0
votes

I just finished designing a new website using Joomla 2.5 which was an upgrade of a previous Joomla 1.5 site. I used Jupgrade and all went well. The new site works perfectly on my Xampp server. I uploaded the site to a "live" server and it works except for one important function - public users are able to make changes to a calendar component (Zap Calendar) that I am using. The Joomla ACL is set up so that only registered users are allowed to add events and edit their own. This works fine when a user logs in. If no one is logged in (i.e. public access) you can edit any event and add an event. Joomla ACL is setup properly with inherited "Not Allowed" permissions within the calendar component for all public functions.

What I tried:

  1. Installed ACL Manager, fixed all errors found, and verified public denial of access.
  2. Created a Guest group which behaves the same.
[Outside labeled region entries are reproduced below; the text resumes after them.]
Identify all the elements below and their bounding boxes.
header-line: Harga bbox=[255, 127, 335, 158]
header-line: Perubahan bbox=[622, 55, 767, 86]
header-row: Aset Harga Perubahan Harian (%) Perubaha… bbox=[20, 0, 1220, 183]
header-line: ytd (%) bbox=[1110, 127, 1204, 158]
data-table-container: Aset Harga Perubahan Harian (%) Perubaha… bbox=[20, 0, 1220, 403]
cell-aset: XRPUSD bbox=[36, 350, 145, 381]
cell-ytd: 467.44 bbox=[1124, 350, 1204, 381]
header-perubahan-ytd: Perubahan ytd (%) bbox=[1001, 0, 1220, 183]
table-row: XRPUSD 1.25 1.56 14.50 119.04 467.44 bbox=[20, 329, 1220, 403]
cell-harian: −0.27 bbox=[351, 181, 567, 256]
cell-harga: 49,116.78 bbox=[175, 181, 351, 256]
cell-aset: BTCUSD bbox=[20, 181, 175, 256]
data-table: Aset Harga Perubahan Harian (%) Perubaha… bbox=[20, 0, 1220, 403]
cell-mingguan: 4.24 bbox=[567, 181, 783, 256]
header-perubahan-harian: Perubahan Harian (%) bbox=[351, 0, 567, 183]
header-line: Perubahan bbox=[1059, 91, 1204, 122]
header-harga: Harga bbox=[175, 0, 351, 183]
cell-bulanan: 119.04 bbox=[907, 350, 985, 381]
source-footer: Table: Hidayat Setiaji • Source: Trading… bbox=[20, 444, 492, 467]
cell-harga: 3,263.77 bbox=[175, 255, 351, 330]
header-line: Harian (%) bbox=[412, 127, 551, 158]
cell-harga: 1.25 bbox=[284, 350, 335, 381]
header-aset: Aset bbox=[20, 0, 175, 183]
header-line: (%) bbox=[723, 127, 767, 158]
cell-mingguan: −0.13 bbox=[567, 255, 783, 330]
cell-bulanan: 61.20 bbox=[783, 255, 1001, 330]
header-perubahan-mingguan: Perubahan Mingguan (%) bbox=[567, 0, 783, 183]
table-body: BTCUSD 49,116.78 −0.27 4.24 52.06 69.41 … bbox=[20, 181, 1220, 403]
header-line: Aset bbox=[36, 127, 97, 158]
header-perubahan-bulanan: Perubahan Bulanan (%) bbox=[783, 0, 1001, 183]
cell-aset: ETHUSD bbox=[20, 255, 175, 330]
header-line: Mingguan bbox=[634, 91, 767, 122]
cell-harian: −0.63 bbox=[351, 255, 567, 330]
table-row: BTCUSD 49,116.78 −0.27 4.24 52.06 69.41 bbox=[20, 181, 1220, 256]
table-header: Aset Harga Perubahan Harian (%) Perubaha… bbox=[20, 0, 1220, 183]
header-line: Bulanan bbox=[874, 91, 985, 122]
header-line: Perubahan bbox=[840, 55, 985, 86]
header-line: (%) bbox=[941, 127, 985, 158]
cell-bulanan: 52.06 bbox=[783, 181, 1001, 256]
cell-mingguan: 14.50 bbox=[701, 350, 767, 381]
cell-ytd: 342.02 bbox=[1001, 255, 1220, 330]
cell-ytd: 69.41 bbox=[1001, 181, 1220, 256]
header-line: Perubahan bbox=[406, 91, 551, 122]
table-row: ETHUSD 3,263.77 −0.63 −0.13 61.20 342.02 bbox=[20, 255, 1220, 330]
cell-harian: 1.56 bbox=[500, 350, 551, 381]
I have spent hours on this and the strange thing again is that the site works properly on my Xampp 1.8.2 server. Both servers are running php 5.4.25. Any help would be greatly appreciated as my site cannot go live with this big security issue.

1
Have you contacted Zap Calendar's developers and ACL Manager's developers for helping you on this issue?Hung Tran

1 Answers

0
votes

I have contacted the developer of Zap Calendar but he was not able to fix it. My host moved the site from a subfolder to the root of "public_html" and that fixed the problem. For some apparent reason the site being installed on a subfolder prevented the Joomla ACL from working properly. Odd.